Pros & cons

Pros:

Reduced equipment costs. For simple projects with a single server: SAS HBA or chipset controller instead of a hardware RAID-controller; the ability to use inexpensive SATA drives that are formally not compatible with hardware RAID (for example, WD Red) instead of nearline class drives.

For projects with a single non-resilient data storage system and high requirements for disk density we can use the following platforms: 72 disks in 4U, up to 432 Tb of raw capacity when using 6 Tb disks.

For clustered solutions: simple disk racks (SAS JBOD's) instead of expensive storages.

High performance. The solution based on Storage Spaces + SSD easily scales in bandwidth and IOPS by adding disk racks and HBA up to several million IOPS and tens of Gb/sec. The relatively low performance of conventional HDDs can be compensated by the use of tiered storage with the placement of "hot" data on the SSD and/or using the SSD to cache-write operations.

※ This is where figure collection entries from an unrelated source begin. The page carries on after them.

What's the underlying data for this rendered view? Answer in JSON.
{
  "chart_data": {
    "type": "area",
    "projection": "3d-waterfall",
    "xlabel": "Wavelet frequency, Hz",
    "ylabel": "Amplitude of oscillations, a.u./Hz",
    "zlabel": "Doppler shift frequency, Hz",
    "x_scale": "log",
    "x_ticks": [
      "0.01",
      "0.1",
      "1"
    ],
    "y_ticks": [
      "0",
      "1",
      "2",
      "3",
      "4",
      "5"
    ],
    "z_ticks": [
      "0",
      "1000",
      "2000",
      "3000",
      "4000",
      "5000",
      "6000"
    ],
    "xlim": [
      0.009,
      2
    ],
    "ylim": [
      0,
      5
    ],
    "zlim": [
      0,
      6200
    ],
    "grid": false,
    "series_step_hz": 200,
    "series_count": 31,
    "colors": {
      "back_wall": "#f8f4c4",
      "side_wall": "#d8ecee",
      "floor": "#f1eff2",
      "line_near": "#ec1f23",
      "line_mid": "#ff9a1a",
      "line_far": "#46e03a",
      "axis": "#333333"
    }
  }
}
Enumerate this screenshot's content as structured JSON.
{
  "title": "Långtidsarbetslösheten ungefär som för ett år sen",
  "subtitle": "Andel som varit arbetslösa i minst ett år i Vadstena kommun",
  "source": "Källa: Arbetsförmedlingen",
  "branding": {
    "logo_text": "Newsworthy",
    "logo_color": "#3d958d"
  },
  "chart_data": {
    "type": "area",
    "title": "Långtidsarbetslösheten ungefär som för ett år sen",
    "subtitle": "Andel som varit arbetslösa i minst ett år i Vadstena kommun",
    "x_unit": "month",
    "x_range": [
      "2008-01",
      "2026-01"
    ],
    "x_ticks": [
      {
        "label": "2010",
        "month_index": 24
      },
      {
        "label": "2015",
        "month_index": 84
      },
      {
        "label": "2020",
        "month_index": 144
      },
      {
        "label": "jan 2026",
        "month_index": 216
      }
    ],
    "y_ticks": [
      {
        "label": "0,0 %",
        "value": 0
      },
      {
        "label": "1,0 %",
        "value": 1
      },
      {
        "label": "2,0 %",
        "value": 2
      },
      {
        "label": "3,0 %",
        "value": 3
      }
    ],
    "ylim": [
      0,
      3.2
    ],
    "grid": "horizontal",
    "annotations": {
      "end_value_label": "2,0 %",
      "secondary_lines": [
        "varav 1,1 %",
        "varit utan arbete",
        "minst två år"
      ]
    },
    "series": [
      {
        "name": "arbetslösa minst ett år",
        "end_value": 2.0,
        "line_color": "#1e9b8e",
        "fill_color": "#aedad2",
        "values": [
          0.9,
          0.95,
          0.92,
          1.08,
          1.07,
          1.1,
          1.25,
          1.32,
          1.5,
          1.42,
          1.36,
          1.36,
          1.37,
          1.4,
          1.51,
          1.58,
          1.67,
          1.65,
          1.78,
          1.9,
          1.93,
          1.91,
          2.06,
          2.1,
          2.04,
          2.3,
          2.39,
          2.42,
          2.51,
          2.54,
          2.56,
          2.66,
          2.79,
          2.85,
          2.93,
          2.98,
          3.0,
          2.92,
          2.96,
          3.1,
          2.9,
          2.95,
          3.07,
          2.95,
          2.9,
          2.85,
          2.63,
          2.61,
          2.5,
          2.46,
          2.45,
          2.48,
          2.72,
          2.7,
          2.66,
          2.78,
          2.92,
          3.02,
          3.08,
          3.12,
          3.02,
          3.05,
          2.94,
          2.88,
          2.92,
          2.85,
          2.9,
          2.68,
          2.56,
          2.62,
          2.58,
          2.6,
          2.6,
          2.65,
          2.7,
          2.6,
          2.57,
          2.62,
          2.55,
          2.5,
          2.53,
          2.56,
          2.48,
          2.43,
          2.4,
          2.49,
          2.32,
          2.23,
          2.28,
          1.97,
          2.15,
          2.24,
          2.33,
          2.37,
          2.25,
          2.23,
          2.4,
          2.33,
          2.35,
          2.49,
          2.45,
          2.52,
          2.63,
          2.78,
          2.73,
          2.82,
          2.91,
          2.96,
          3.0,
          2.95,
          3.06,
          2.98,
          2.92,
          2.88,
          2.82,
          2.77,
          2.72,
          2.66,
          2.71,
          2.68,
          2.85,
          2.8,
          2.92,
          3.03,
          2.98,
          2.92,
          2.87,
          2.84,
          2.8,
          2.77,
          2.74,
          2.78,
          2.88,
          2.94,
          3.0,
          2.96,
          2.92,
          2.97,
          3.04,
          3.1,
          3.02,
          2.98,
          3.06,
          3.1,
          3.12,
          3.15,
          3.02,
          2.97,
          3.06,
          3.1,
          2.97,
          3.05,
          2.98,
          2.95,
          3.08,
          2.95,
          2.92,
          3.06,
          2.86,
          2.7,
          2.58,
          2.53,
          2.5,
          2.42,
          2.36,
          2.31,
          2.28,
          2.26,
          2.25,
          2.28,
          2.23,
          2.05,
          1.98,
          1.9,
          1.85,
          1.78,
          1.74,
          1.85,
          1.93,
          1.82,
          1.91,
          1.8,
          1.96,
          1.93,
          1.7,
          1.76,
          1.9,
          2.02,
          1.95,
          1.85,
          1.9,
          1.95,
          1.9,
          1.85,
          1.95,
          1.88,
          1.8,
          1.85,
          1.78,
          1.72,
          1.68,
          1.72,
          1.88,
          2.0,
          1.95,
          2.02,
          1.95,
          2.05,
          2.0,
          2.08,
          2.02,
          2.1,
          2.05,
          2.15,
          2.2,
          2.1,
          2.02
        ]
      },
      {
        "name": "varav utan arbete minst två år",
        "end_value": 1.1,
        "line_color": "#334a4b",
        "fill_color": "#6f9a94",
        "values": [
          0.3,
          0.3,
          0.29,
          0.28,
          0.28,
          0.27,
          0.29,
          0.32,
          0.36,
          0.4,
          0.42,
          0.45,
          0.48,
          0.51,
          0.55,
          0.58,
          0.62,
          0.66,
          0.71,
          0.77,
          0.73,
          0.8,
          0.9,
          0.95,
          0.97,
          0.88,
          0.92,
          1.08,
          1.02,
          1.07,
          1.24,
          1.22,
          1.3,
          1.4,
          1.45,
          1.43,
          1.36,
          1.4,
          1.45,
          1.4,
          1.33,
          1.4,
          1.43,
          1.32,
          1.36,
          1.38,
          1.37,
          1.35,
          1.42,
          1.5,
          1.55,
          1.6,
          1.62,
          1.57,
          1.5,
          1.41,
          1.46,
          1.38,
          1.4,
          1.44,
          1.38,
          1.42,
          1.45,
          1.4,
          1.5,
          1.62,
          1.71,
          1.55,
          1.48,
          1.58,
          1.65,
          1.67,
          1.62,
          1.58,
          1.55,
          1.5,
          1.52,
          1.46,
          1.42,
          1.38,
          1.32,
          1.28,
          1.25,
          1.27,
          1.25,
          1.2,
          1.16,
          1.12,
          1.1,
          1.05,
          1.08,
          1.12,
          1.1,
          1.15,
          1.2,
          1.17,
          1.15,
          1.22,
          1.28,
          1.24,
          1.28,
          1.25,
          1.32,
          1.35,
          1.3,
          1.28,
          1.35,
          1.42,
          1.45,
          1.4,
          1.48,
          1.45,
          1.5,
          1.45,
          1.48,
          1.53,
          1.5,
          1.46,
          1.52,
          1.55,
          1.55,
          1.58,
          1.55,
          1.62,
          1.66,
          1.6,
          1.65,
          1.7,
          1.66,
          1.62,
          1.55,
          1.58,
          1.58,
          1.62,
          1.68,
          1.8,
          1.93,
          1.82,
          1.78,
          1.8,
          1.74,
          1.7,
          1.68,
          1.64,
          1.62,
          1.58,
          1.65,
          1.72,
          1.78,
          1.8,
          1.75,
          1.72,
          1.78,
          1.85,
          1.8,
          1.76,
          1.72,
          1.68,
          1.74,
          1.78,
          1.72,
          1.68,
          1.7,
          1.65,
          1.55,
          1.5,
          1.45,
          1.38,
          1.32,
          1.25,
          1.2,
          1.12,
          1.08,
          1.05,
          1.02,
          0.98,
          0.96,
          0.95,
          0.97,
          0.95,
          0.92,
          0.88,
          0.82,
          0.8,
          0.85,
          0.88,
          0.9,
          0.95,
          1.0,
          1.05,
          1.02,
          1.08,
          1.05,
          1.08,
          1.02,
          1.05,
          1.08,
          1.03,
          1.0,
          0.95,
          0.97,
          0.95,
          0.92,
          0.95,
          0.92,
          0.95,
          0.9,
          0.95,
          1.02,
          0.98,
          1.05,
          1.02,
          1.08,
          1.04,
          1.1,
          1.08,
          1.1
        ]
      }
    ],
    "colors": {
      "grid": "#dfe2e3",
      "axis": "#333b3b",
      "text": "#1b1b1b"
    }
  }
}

Using tiering (tiered storage) in combination with cachie-write to SSDs in Storage Spaces in most cases works more efficiently, cheaper and has large scalability limits compared to implementing SSD cache on hardware RAID-controllers (for example, LSI CacheCade or Adaptec MaxCache).

Flexible use of disk space. In Storage Spaces you can combine volumes with any level of resiliency on one disk group (in one pool) and when adding SSD to the pool with any ratio of capacity between HDD and SSD tiers and/or write-back cache capacity.

For all types of volumes (except for cluster use) tiered volumes and Dual Parity volumes Thin Provisioning is supported - this allows us to allocate capacity only when we actually use it.

Cons:

Poor recording performance when using conventional HDDs (especially in Parity and Dual Parity). A certain type of write load (random access in small blocks concentrated in a certain area) can be easily compensated by adding SSDs as a fast tier and write-cache. But we are not be able to compensate the long linear load on the recording. So we can’t recommend using Storage Spaces, for example, in video surveillance solutions.

For budget cluster solutions built on Windows (with a similar architecture based on SAS JBOD) with a high write load we do recommend using special LSI Syncro CS RAID controllers (or similar) instead of Storage Spaces.

Limited cluster scaling. To use Storage Spaces in a cluster we need to share disks through a disk rack with 2 SAS expanders (SAS JBOD). SAS JBOD is not a separate independent storage system. Therefore, a cluster using Storage Spaces can consist of a maximum of 4 nodes (a special SAS JBOD with 4 inputs per expander is required) and in typical configurations with SAS JBOD Supermicro. A maximum of 3 nodes (or 2 when connect additional JBODs in cascade).